Nancy Botkin
The Fever
August is raging,
raging.
The fires in the west cannot be contained.
We swiped the newfangled
thermometer across our
grandson’s forehead.
It read 102 degrees at one AM.
Up again at four, he seemed surprised
by the darkness. Unfazed by the fever,
he wanted to go look at the moon.
My husband took him downstairs
to the front window,
but they couldn’t find it.
Gone, that innocent moon,
that crackling white-hot
face that waxes and wanes.
Underneath the unseen moon is the all-night
dream-state
where I’m half-awake, half-floating
on some make-shift raft or diving toward earth like
the tip of a firework.
We all landed back in bed, heads on pillows,
and soon blue morning struck its match.
The birds started obeying
an ancient command: chirp feverishly.
Time Sensitive
Here it is: the heart weighs, roughly, eleven ounces.

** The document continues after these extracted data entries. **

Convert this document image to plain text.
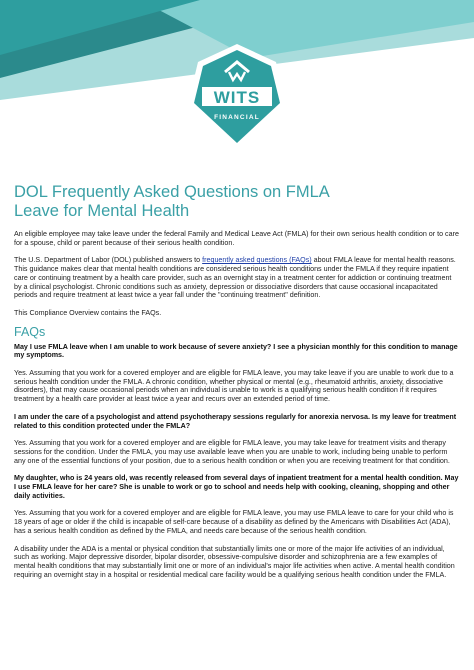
WITS
FINANCIAL
DOL Frequently Asked Questions on FMLA
Leave for Mental Health

An eligible employee may take leave under the federal Family and Medical Leave Act (FMLA) for their own serious health condition or to care for a spouse, child or parent because of their serious health condition.

The U.S. Department of Labor (DOL) published answers to frequently asked questions (FAQs) about FMLA leave for mental health reasons. This guidance makes clear that mental health conditions are considered serious health conditions under the FMLA if they require inpatient care or continuing treatment by a health care provider, such as an overnight stay in a treatment center for addiction or continuing treatment by a clinical psychologist. Chronic conditions such as anxiety, depression or dissociative disorders that cause occasional incapacitated periods and require treatment at least twice a year fall under the "continuing treatment" definition.

This Compliance Overview contains the FAQs.

FAQs

May I use FMLA leave when I am unable to work because of severe anxiety? I see a physician monthly for this condition to manage my symptoms.

Yes. Assuming that you work for a covered employer and are eligible for FMLA leave, you may take leave if you are unable to work due to a serious health condition under the FMLA. A chronic condition, whether physical or mental (e.g., rheumatoid arthritis, anxiety, dissociative disorders), that may cause occasional periods when an individual is unable to work is a qualifying serious health condition if it requires treatment by a health care provider at least twice a year and recurs over an extended period of time.

I am under the care of a psychologist and attend psychotherapy sessions regularly for anorexia nervosa. Is my leave for treatment related to this condition protected under the FMLA?

Yes. Assuming that you work for a covered employer and are eligible for FMLA leave, you may take leave for treatment visits and therapy sessions for the condition. Under the FMLA, you may use available leave when you are unable to work, including being unable to perform any one of the essential functions of your position, due to a serious health condition or when you are receiving treatment for that condition.

My daughter, who is 24 years old, was recently released from several days of inpatient treatment for a mental health condition. May I use FMLA leave for her care? She is unable to work or go to school and needs help with cooking, cleaning, shopping and other daily activities.

Yes. Assuming that you work for a covered employer and are eligible for FMLA leave, you may use FMLA leave to care for your child who is 18 years of age or older if the child is incapable of self-care because of a disability as defined by the Americans with Disabilities Act (ADA), has a serious health condition as defined by the FMLA, and needs care because of the serious health condition.

A disability under the ADA is a mental or physical condition that substantially limits one or more of the major life activities of an individual, such as working. Major depressive disorder, bipolar disorder, obsessive-compulsive disorder and schizophrenia are a few examples of mental health conditions that may substantially limit one or more of an individual's major life activities when active. A mental health condition requiring an overnight stay in a hospital or residential medical care facility would be a qualifying serious health condition under the FMLA.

Which is why on a calm summer night,
alone with the stars, you can’t hear it beat, even
when you tip your chin toward your chest,
just as the earth tilts when making a slight
adjustment at the solstice. You’re more likely
to feel a pulsing in your ears. When people have
told me that their lives were imploding,
their stories have to do with the heart—the failed
marriage, the foreclosure, the forensic
evidence—their faces closing down like dying
flowers. I kick the dust off my shoes
here in Indiana, what we call the heartland, one
of the center states that seems essential
to the country’s survival. There’s something sturdy
in our pipes and valves that’s critical
to the health of Selma and Sacramento. Yet,
if you say you’re from Indiana they wonder
what you’re doing living among the cows
and the endless ribbons of road. I read
that a plane had to turn around and go back
to the airport to retrieve a human heart,
precious cargo that didn’t transfer, the recipient
waiting in another state. Now we're
getting to the heart of the matter, we say in anger,
when the cold nugget of truth is sitting
there exposed, and today it was the hospital
personnel in their white jackets,
shifting their feet, blood rushing in their ears,
as the plane glided onto the tarmac.
You can’t undo the problem of the body,
but you can put a heart in a container,
carry it by its handle, and walk as fast as you can
to a person whose chest has been cracked
open without skipping a beat. Few will ever hold
a human heart, but no one can look
at the cosmos without one, or a dilapidated barn
in a blue-air sunset, or a fallow cornfield
covered with frost. For a minute on that cold
table, the patient had no heart at all. True
or false? We are heartsick when we are without.